Walter Lippmann in 1943 reasoned that foreign policy, like bank accounts, must be solvent. America must have more power in store than commitments abroad, for the reverse situation is unsustainable. Obama has improved American popularity, Beinart said, but that’s not the same as power, which the president has little ability to increase. The alternate strategy is to downsize U.S. commitments, as Obama has done in rewriting the terms for victory in Afghanistan.
“What was so striking about Bush’s foreign policy was how broadly he defined the war on terror,” Beinart said. “It was not just a struggle against al-Qaeda. It was a struggle against al-Qaeda, and Iraq, and Iran, and Syria, and the Taliban, and Hezbollah and Hamas. It was really basically a struggle of the United States against all anti-American movements and regimes in the greater Middle East.”
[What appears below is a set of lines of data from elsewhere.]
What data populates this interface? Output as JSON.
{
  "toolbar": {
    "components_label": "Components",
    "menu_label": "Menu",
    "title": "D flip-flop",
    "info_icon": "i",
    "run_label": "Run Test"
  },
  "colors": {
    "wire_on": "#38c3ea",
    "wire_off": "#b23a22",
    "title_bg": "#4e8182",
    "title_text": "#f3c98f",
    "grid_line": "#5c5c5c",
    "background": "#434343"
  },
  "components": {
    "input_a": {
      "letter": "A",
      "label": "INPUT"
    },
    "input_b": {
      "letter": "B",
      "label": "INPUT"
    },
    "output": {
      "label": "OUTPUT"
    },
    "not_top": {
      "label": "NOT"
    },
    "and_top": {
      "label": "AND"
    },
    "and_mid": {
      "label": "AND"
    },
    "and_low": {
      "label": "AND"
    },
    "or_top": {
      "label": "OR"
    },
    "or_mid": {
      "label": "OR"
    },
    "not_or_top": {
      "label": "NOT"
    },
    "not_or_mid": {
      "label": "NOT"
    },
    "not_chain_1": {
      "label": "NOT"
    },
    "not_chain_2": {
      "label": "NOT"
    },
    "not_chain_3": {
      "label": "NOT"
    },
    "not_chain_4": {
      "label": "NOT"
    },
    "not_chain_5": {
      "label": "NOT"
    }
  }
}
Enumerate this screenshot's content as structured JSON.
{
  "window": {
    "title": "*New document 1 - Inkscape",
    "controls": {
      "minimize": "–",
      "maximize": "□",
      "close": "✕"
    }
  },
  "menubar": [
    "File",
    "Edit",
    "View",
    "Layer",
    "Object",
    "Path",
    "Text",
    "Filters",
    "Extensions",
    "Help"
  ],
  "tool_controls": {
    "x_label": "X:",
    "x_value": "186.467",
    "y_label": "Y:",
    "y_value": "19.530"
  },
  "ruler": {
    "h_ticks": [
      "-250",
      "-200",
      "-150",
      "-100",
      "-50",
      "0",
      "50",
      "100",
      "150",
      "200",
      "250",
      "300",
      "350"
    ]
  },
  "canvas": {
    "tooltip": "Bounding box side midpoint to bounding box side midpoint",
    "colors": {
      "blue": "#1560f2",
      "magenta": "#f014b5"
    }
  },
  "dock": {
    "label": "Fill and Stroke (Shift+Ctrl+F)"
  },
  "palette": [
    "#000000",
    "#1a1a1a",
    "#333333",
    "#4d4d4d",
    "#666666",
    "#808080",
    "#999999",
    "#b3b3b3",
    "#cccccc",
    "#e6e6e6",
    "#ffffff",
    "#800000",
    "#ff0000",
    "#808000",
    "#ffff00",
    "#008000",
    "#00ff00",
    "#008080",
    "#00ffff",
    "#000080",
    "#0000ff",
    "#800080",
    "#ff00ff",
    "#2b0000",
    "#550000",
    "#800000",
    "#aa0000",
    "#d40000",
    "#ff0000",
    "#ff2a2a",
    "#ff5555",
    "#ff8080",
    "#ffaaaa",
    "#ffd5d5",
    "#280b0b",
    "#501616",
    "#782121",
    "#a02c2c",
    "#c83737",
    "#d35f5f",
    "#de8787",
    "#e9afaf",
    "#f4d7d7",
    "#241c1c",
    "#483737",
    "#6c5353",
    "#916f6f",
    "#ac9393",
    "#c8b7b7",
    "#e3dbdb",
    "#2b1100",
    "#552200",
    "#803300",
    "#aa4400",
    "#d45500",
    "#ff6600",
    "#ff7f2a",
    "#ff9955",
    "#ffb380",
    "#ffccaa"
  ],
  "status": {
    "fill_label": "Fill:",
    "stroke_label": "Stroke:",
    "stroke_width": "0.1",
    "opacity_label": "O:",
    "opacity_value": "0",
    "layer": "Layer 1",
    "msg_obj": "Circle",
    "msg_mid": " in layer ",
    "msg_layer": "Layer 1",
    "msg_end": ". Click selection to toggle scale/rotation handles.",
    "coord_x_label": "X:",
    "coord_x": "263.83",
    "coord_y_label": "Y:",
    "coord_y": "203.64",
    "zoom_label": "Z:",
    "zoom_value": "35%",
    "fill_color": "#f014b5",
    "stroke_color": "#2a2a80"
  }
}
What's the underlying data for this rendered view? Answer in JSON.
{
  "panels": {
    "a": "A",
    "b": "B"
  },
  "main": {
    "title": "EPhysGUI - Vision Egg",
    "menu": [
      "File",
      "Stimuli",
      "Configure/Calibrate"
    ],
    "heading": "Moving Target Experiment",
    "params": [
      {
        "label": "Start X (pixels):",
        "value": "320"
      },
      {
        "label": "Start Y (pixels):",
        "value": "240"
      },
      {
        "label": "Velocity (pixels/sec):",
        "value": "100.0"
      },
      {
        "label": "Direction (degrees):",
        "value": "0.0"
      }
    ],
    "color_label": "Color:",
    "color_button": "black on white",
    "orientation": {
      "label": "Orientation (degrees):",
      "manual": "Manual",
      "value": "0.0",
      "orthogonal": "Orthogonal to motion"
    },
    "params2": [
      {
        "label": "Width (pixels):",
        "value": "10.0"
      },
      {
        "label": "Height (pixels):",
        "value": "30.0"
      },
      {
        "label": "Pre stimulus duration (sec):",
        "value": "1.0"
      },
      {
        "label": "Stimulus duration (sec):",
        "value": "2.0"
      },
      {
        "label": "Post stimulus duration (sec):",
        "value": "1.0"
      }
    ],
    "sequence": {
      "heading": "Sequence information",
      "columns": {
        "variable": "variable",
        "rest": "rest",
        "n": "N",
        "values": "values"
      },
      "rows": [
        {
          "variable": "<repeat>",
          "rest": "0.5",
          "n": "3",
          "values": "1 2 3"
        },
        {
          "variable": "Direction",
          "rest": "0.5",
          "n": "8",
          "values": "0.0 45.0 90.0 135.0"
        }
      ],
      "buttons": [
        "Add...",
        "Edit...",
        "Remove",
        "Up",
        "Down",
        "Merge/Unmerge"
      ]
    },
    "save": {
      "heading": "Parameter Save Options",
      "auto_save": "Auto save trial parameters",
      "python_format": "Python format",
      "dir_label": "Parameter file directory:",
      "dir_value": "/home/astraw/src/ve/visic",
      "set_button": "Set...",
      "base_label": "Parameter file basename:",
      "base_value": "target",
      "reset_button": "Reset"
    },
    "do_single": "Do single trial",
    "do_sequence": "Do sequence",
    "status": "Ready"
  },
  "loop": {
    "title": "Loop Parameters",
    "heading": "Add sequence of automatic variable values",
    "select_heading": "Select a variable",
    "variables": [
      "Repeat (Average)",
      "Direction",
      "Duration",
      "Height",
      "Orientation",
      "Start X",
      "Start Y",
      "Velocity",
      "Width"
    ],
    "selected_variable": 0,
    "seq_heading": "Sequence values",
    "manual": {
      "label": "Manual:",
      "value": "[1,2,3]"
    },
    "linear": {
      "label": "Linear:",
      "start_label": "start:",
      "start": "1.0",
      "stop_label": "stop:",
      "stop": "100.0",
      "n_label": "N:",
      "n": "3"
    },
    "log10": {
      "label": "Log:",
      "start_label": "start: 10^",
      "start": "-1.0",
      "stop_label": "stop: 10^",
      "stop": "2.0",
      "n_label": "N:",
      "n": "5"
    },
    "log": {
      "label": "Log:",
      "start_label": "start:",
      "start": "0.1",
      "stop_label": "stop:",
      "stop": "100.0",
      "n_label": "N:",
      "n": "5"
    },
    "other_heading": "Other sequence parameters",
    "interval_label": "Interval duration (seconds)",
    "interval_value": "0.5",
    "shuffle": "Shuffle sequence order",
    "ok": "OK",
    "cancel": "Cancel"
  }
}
Obama has simultaneously broadened the circle of countries that should be invited to shoulder global economic decisions. The announcement this fall that the G-7 will largely be replaced now by the G-20 was a nod to China, just as Obama’s decision to halt a planned missile defense shield in Poland was an investment in future cooperation with Russia. This idea of investments, said Washington Post diplomatic correspondent Glenn Kessler on the panel, is emerging as another Obama hallmark.
“It’s interesting,” Kessler said, “because the Bush administration in particular, when they made gestures like that, they always wanted to have a return right away. They wanted to know what the exchange was going to be: ‘If we do this for you, what are you going to do for us?’ And President Obama seems quite willing to just make a gesture and see if it will pay off over time.”
The risk, of course, is that it may not. That’s one of the particular perils of a world of American limits and any “doctrine” Obama may use to navigate it.
“What Obama is dealing with now is in some ways the most difficult kind of presidency you can have: a presidency where you have to essentially try to communicate to the American people that, actually, America can’t do everything that we would like to do,” Beinart said. “We have a political culture in which you’re supposed to say officially the path of least resistance: ‘We’re the United States, we’re optimistic, if we put our shoulder to the wheel, we should be able to fundamentally transform the world.'”
Perhaps over the next three years, an Obama Doctrine will come to sum up less how he faces the rest of the world and more how he articulates that posture to Americans back home.